© JUNGE FREIHEIT Verlag GmbH & Co. www.jungefreiheit.de 41/07 05. Oktober 2007

LOCKERUNGSÜBUNGEN
Tragik
Karl Heinzen

Selbst erhebliche Verdienste um unser Gemeinwesen zählen plötzlich nichts mehr, wenn die Justiz im eitlen Bewußtsein ihrer durch das Grundgesetz verbrieften Unabhängigkeit meint, ein Haar in der Suppe gefunden zu haben. Diese leidige Erfahrung mußte auch Manfred Kanther, der in der Ära Kohl als Innenminister nicht zuletzt für den Schutz unserer Verfassungsordnung verantwortlich gezeichnet hatte, im Prozeß um die sogenannten "schwarzen Kassen" der hessischen CDU machen. Obwohl man doch eigentlich davon ausgehen durfte, daß er sozusagen schon von Amts wegen mit einem soliden Rechtsempfinden ausgestattet war, haben ihn Richter, Staatsanwälte und eine hämische Öffentlichkeit zum gewöhnlichen Kriminellen stigmatisiert, der all das zu verkörpern schien, was man den Eliten unseres Landes nur zu gerne an Mauscheleien unterstellt.

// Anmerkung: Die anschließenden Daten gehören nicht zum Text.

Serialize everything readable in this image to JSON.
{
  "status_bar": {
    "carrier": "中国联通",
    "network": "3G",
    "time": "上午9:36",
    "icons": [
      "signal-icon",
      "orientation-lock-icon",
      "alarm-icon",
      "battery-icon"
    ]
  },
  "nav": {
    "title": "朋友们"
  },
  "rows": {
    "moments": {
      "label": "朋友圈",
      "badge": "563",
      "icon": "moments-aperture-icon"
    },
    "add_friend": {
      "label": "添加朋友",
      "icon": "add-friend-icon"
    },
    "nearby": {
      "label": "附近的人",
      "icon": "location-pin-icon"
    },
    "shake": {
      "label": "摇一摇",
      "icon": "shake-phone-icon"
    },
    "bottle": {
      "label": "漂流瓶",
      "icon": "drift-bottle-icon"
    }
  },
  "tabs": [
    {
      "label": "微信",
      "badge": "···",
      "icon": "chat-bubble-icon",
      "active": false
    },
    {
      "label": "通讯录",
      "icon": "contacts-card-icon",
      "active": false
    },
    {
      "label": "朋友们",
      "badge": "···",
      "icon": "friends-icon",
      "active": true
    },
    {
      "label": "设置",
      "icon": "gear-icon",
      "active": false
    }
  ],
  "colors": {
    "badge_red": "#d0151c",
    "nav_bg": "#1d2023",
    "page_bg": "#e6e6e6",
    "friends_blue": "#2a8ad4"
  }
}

Nun, nach sieben Jahren des Spießrutenlaufens hat die Tortur für Manfred Kanther endlich ein Ende - und noch dazu ein einigermaßen glimpfliches. War er im ersten Verfahren wegen vermeintlicher Untreue zum Nachteil seiner Partei noch zu 18 Monaten Haft auf Bewährung verurteilt worden, kommt er nach erfolgreicher Revision vor dem Bundesgerichtshof nun letztinstanzlich  mit einer Geldstrafe von 54.000 Euro davon. Dies hat für ihn den Vorteil, daß er nach der irreparablen Rufschädigung nicht auch noch seiner Ministerpension verlustig geht.

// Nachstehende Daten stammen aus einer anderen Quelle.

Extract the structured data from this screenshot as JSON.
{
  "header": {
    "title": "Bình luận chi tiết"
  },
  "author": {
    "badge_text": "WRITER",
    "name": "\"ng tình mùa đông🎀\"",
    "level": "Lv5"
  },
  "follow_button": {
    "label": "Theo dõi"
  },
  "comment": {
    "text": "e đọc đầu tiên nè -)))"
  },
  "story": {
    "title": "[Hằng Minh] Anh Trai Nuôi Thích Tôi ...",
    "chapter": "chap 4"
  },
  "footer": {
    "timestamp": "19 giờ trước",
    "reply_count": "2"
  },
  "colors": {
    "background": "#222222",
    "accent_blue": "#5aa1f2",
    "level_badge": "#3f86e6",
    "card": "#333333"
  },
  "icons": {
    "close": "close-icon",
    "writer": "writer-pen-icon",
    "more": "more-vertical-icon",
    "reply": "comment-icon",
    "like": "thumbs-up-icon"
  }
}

Man kann sicher nicht bezweifeln, daß in diesem Verfahren unter dem Strich das Gesetz so, wie es leider nun einmal ist, richtig angewandt wurde. Um so alarmierender ist, daß das formal korrekte Urteil dem Geist unseres demokratischen Rechtsstaates fundamental zuwiderläuft. Manfred Kanther hat sich zu keinem Zeitpunkt persönlich bereichert.

Nicht sein rechtswidriges Vorgehen, sondern dessen Aufdeckung, also etwas, was er keinesfalls beabsichtigte, hat der CDU Schaden zugefügt. In der Rechtsgüterabwägung, entweder dafür Sorge zu tragen, daß seine Partei ihren wichtigen Verfassungsauftrag erfüllen kann, an der politischen Willensbildung mitzuwirken, oder kleinlichen, aus Neid und Politikverdrossenheit gespeisten Normen den Vorrang zu geben, hat er sich uneigennützig, klug, mutig und verantwortungsbewußt entschieden.

Die Tragik von Manfred Kanther liegt darin, daß er letztlich genau das Gegenteil von dem bewirkt hat, was er eigentlich intendierte. Sein "Fall" war Wasser auf die Mühlen all der Verächter unseres Staates, die jeden billigen Anlaß nutzen, um die Bevölkerung gegen die demokratischen Parteien aufzustacheln.